Since its enactment in 2010, the Affordable Care Act has made a huge difference in the lives of Marylanders, including here in the Fifth District. The law took a three-pronged approach to address the problems that plagued our health care system by working to bring down the cost of health coverage; increase access to quality health care; and end discriminatory practices that prevented many Americans from being able to get covered. In all three areas, the Affordable Care Act has proven its worth, helping over 20 million Americans who were previously uninsured obtain coverage, lowering out-of-pocket costs for consumers, and banning insurers from denying coverage to those with pre-existing conditions or from charging women higher premiums for the same coverage as men. Moreover, the law also broadened access by expanding Medicaid eligibility and allowing parents to cover their adult children up to age twenty-six through their own plans.
Repeal with no replacement would mean an economic and health disaster for families across Maryland and our country. Were the Affordable Care Act to be repealed, 30 million Americans would lose access to health insurance, including 347,000 Marylanders. Tens of millions more would see their out-of-pocket costs rise, including nearly three million Marylanders who now have private health insurance that covers preventive services without any co-pays, coinsurance, or deductibles. Approximately 975,000 Marylanders with pre-existing conditions – such as asthma, epilepsy, or diabetes – could be denied insurance coverage once more, and women could be forced to pay higher rates than men. Forty-one thousand Marylanders between the ages of eighteen and twenty-six would lose coverage through their parents’ plans. The consequences of repeal would be felt in families and communities from Leonardtown to La Plata to College Park and everywhere in between.
Recently, I heard from Fifth District residents whose families have benefitted from the Affordable Care Act and are deeply worried about the law being repealed. One young woman, from California in St. Mary’s County, wrote to me out of concern for her family. “My father is retiring this year,” she said in her letter, “and while I will be safe on my own employer insurance plan, I fear for my younger sister who has not yet graduated and is dependent on my father and this ACA [under-26 rule] clause for her care. I am afraid a lack of coverage will discourage her from necessary and preventive medical care.”

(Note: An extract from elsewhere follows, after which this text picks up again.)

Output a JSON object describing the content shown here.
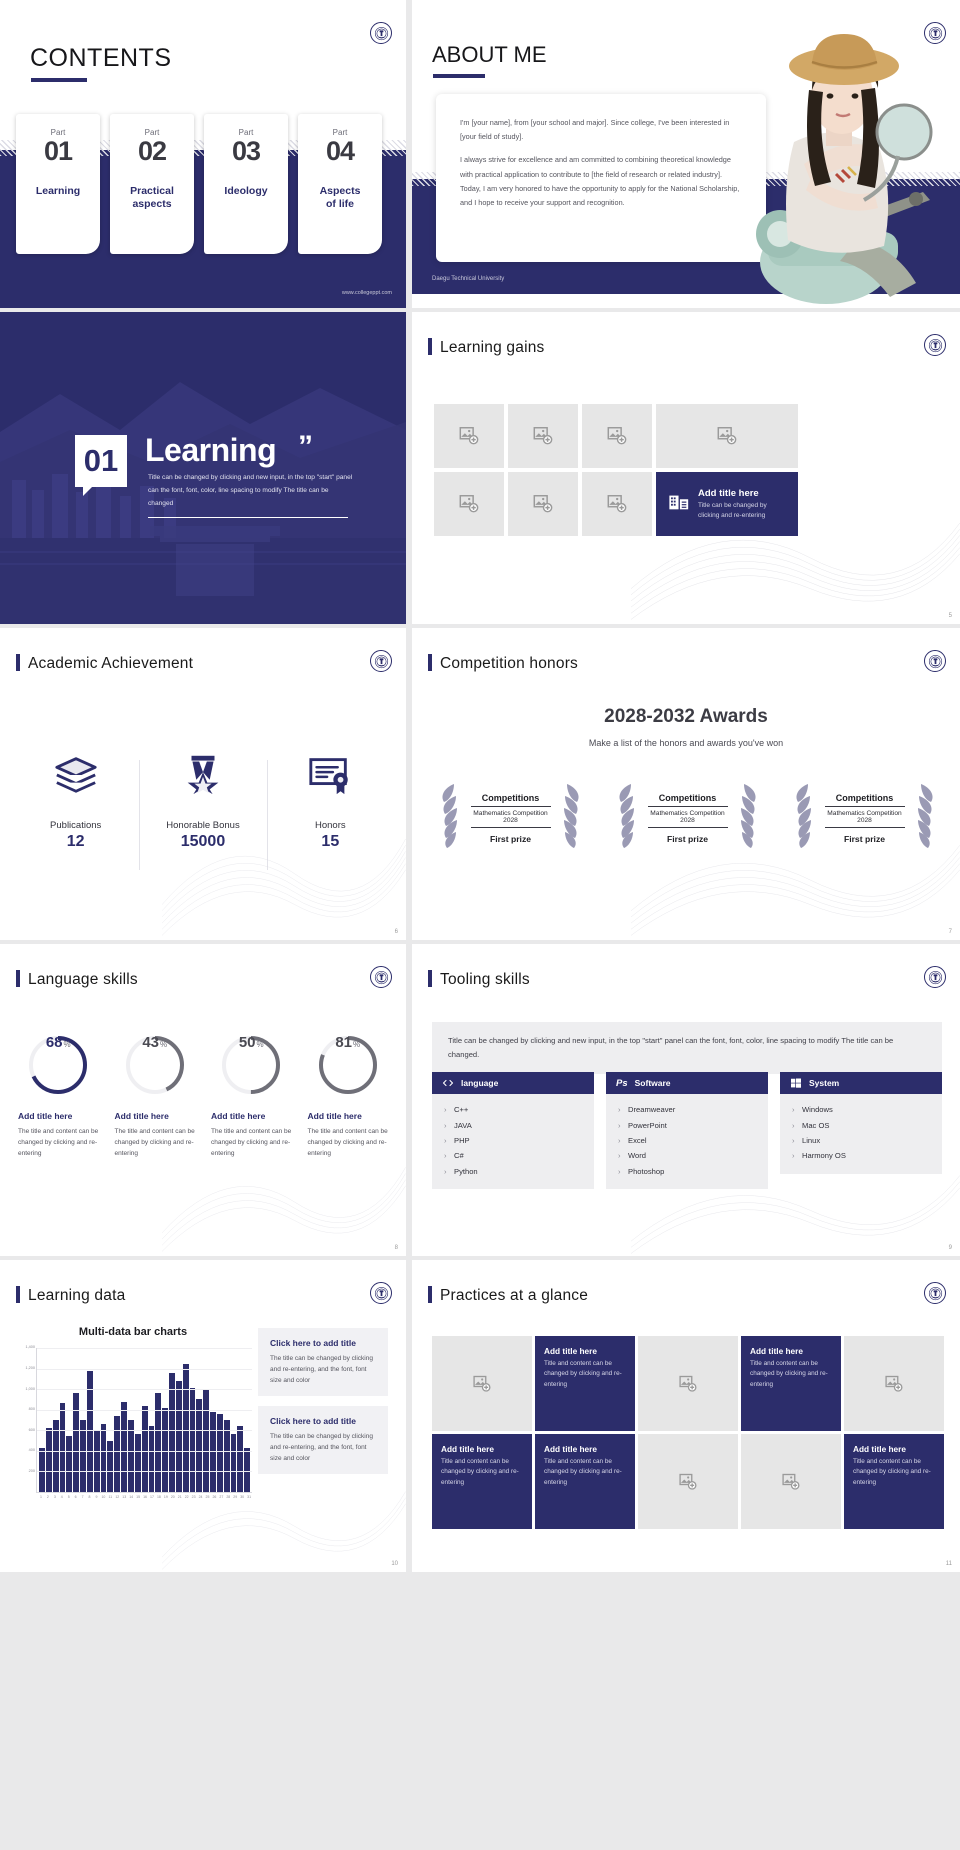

Another constituent, from Beltsville in Prince George’s County, shared in a letter that she and her husband are “struggling small business owners,” and “the ACA gave us an opportunity to afford health care.” She went on to explain that, in addition to requiring a knee replacement herself, her husband suffers from diabetes, and “we cannot afford to pay for these healthcare services on our own” out of pocket. “Needless to say,” the woman wrote me, “we, like so many others, are now completely terrified at what is to come.”

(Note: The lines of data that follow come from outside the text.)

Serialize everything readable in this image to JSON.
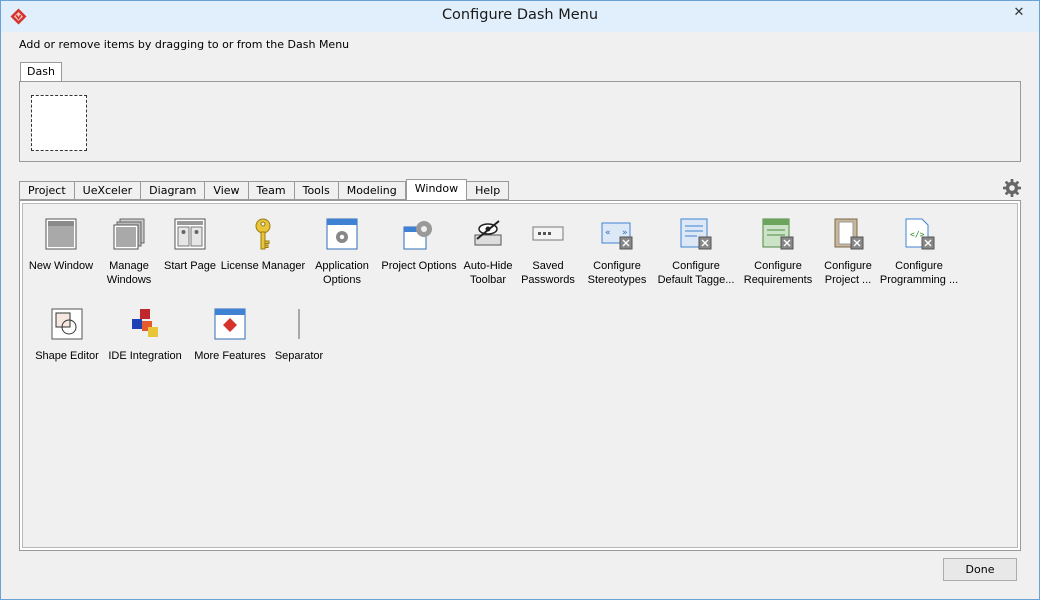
{
  "window": {
    "title": "Configure Dash Menu",
    "close_glyph": "✕"
  },
  "hint": "Add or remove items by dragging to or from the Dash Menu",
  "dash": {
    "tab_label": "Dash"
  },
  "tabs": [
    {
      "label": "Project",
      "active": false
    },
    {
      "label": "UeXceler",
      "active": false
    },
    {
      "label": "Diagram",
      "active": false
    },
    {
      "label": "View",
      "active": false
    },
    {
      "label": "Team",
      "active": false
    },
    {
      "label": "Tools",
      "active": false
    },
    {
      "label": "Modeling",
      "active": false
    },
    {
      "label": "Window",
      "active": true
    },
    {
      "label": "Help",
      "active": false
    }
  ],
  "items": [
    {
      "label": "New Window",
      "icon": "new-window-icon"
    },
    {
      "label": "Manage\nWindows",
      "icon": "manage-windows-icon"
    },
    {
      "label": "Start Page",
      "icon": "start-page-icon"
    },
    {
      "label": "License Manager",
      "icon": "license-key-icon"
    },
    {
      "label": "Application\nOptions",
      "icon": "application-options-icon"
    },
    {
      "label": "Project Options",
      "icon": "project-options-icon"
    },
    {
      "label": "Auto-Hide\nToolbar",
      "icon": "auto-hide-toolbar-icon"
    },
    {
      "label": "Saved\nPasswords",
      "icon": "saved-passwords-icon"
    },
    {
      "label": "Configure\nStereotypes",
      "icon": "configure-stereotypes-icon"
    },
    {
      "label": "Configure\nDefault Tagge...",
      "icon": "configure-tagged-values-icon"
    },
    {
      "label": "Configure\nRequirements",
      "icon": "configure-requirements-icon"
    },
    {
      "label": "Configure\nProject ...",
      "icon": "configure-project-icon"
    },
    {
      "label": "Configure\nProgramming ...",
      "icon": "configure-programming-icon"
    },
    {
      "label": "Shape Editor",
      "icon": "shape-editor-icon"
    },
    {
      "label": "IDE Integration",
      "icon": "ide-integration-icon"
    },
    {
      "label": "More Features",
      "icon": "more-features-icon"
    },
    {
      "label": "Separator",
      "icon": "separator-icon"
    }
  ],
  "done_label": "Done"
}
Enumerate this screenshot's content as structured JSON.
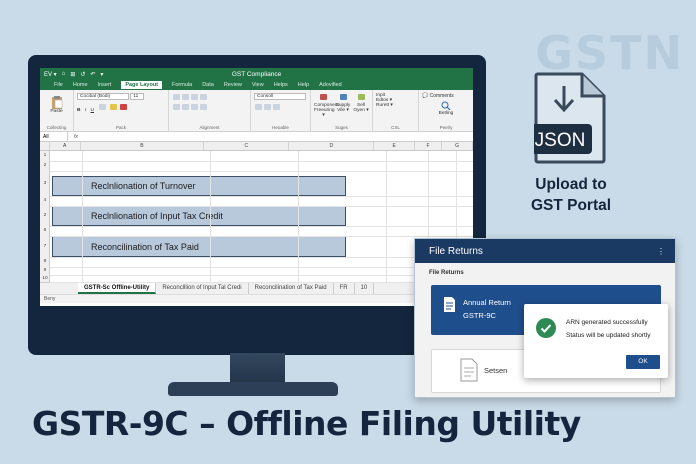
{
  "watermark": "GSTN",
  "excel": {
    "title": "GST Compliance",
    "quick_access": [
      "EV ▾",
      "⌂",
      "⊞",
      "↺",
      "↶",
      "▾"
    ],
    "tabs": [
      "File",
      "Home",
      "Insert",
      "Page Layout",
      "Formula",
      "Data",
      "Review",
      "View",
      "Helps",
      "Help",
      "Adovified"
    ],
    "active_tab": "Page Layout",
    "comments_label": "Comments",
    "ribbon": {
      "clipboard": "Collecting",
      "paste": "Paste",
      "font_group": "Pack",
      "font_name": "Cocibal (Bodi)",
      "font_size": "11",
      "alignment_group": "Alignment",
      "number_group": "Heoable",
      "number_format": "Consoll",
      "styles_group": "Suges",
      "styles_items": [
        "Component Freeuring ▾",
        "Supply Vile ▾",
        "Sell Oyen ▾"
      ],
      "cells_group": "CXL",
      "cells_items": [
        "Inpit",
        "Edtos ▾",
        "Rurett ▾"
      ],
      "editing_group": "Peerly",
      "editing_label": "Betling"
    },
    "name_box": "All",
    "formula_fx": "fx",
    "columns": [
      "A",
      "B",
      "C",
      "D",
      "E",
      "F",
      "G"
    ],
    "rows": [
      "1",
      "2",
      "3",
      "4",
      "2",
      "6",
      "7",
      "8",
      "9",
      "10"
    ],
    "bands": [
      "Reclnlionation of Turnover",
      "Reclnlionation of Input Tax Credit",
      "Reconcilination of Tax Paid"
    ],
    "sheet_tabs": [
      "GSTR-Sc Offline-Utility",
      "Reconclllion of Input Tal Credi",
      "Reconcilination of Tax Paid",
      "FR",
      "10"
    ],
    "status": "Beny"
  },
  "upload": {
    "file_label": "JSON",
    "line1": "Upload to",
    "line2": "GST Portal"
  },
  "file_returns": {
    "title": "File Returns",
    "menu_icon": "⋮",
    "subtitle": "File Returns",
    "card1_line1": "Annual Return",
    "card1_line2": "GSTR-9C",
    "card2_label": "Setsen"
  },
  "dialog": {
    "msg1": "ARN generated successfully",
    "msg2": "Status will be updated shortly",
    "ok": "OK"
  },
  "headline": "GSTR-9C – Offline Filing Utility",
  "colors": {
    "excel_green": "#217346",
    "navy": "#14263d",
    "band_blue": "#b8c9dc",
    "card_blue": "#1f4e8c",
    "success": "#2e8a55"
  }
}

These were just two of the many letters, phone calls, and social media messages I’ve received from across the Fifth District showing how the Affordable Care Act is working and expressing concern about Republican plans to repeal it.
These families, like so many others in Maryland’s Fifth District, have benefited from the patient protections, greater accessibility, and cost savings included in the Affordable Care Act to get the health coverage they need. Concerns about the cost of health care need to be addressed, but scrapping the life-saving and life-changing health care reforms of the Affordable Care Act wholesale is not the answer. Instead, the new Republican Congress and next administration ought to sit down with Democrats and with stakeholders from across our nation’s health care system – including patients and families – to find ways to improve the law and prevent the spike in health care costs that would result from repeal.
Republicans will soon control Congress and the White House, and they will have to own the consequences for any changes to health care in our country under their watch. Whether they pursue immediate repeal or so-called ‘repeal-and-delay,’ the negative impact of such a move on our economy and our people will be significant and felt in Americans’ everyday lives. We know that Republicans in Congress have no plan to replace the Affordable Care Act if they repeal it. If they did, we would have seen it by now.
For the sake of these Marylanders who wrote me out of concern for the future of the Affordable Care Act – and for the many others who share their fears of repeal – I will continue to fight against efforts in Congress to turn the clock back. All Americans deserve to live healthy lives, without ever having to choose between affording health insurance and putting dinner on the table or paying the mortgage. That’s what the Affordable Care Act has moved us closer to achieving – and what we must continue to strive for in the years ahead.